Some databases (notably Oracle, SQL Server, DB2, and PostgreSQL) organize tables into schemas, which are logical top-level groupings. Each login has a default schema, so a user normally can access only those tables associated with the login's default schema. However, users with the required RDBMS permissions can access tables from other schemas.

In an SQL query tool, an RDBMS user would normally specify the schema as part of the table name, for example someschema.sometable. In Data Management, users can optionally specify a schema in the RDBMS Input and Output tools. When a schema is specified, Data Management treats every table selected in the interface as a member of that schema. This is true of even temporary tables used to assist updates, deletes, and dynamic queries. However, tables embedded within the text of an SQL query are not included as schema members.

On some databases  (notably MySQL), the schema is really the table owner. However it is described, referencing table "T" in schema "S" is always equivalent to specifying "T.S" in an SQL script.

Default schemas and search paths

Some database management systems support the notion of a per-user default schema, and a few (PostgreSQL, DB2) support a per-user search path specifying a hierarchy of schemas. If a schema is not specified in the RDBMS Input tool, Data Management will attempt to determine the default schema for the user specified in the data connection or the project, and use that. Data Management will query the search path and use the first schema in the search path as the default schema, ignoring any additional entries.
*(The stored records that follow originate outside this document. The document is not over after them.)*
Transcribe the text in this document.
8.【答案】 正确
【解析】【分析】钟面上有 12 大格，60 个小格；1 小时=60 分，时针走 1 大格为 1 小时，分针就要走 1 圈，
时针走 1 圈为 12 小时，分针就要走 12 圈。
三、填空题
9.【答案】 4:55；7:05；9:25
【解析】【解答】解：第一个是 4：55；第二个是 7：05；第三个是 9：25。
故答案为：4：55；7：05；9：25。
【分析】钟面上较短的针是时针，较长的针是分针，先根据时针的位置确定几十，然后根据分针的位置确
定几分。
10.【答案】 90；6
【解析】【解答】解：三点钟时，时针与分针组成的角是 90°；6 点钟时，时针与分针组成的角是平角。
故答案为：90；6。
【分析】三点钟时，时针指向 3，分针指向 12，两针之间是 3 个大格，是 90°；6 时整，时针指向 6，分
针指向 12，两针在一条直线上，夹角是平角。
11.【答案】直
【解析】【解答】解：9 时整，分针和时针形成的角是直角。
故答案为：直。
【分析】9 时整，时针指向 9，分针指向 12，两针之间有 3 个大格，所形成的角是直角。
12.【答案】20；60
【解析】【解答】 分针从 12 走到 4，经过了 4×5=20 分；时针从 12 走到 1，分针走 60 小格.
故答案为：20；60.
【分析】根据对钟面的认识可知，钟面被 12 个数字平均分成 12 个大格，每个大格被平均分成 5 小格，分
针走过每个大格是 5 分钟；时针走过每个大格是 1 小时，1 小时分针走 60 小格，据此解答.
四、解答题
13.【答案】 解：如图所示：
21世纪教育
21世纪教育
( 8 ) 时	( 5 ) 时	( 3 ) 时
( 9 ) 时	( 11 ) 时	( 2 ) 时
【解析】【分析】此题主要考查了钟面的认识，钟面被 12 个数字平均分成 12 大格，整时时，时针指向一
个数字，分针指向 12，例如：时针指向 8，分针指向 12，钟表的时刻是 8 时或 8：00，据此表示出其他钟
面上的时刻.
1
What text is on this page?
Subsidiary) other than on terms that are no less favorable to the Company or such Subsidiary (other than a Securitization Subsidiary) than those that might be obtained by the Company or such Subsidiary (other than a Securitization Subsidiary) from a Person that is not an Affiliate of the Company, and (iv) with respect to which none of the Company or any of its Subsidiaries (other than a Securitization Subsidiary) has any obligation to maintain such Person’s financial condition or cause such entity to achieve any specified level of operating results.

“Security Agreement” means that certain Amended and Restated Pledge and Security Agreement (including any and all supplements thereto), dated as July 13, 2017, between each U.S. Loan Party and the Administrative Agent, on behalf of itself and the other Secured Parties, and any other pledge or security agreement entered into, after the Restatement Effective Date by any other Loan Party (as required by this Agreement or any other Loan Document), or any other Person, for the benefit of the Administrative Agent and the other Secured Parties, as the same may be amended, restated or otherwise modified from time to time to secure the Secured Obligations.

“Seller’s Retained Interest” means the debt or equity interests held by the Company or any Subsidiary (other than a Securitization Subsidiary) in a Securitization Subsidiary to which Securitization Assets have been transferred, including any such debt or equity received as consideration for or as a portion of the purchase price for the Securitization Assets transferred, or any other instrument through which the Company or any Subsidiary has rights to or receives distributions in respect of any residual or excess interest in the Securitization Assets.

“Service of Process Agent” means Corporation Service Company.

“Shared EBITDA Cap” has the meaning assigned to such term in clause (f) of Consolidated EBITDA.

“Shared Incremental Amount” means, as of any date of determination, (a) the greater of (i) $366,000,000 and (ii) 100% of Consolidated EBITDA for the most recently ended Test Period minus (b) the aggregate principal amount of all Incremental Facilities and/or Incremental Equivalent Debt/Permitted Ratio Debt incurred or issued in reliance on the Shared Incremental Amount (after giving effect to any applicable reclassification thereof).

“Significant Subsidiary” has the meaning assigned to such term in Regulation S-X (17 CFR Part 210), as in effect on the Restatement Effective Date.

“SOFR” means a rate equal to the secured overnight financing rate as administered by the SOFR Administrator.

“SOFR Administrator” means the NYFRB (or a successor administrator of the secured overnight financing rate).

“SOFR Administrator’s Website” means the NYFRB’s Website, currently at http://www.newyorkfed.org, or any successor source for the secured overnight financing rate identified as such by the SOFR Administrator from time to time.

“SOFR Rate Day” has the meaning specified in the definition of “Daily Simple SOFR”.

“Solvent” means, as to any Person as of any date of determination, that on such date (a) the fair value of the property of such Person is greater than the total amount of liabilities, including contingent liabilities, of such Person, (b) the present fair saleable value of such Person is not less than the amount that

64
When in doubt, specify the schema explicitly. If you want to reconfigure an RDBMS Input tool from Direct table read to SQL query, and you have previously specified a schema for the direct table read, you should delete that schema specification and explicitly commit the change before configuring the SQL query. The schema specification is no longer visible when the tool is reconfigured for SQL query, but it is retained internally until the change is committed, and can be troublesome.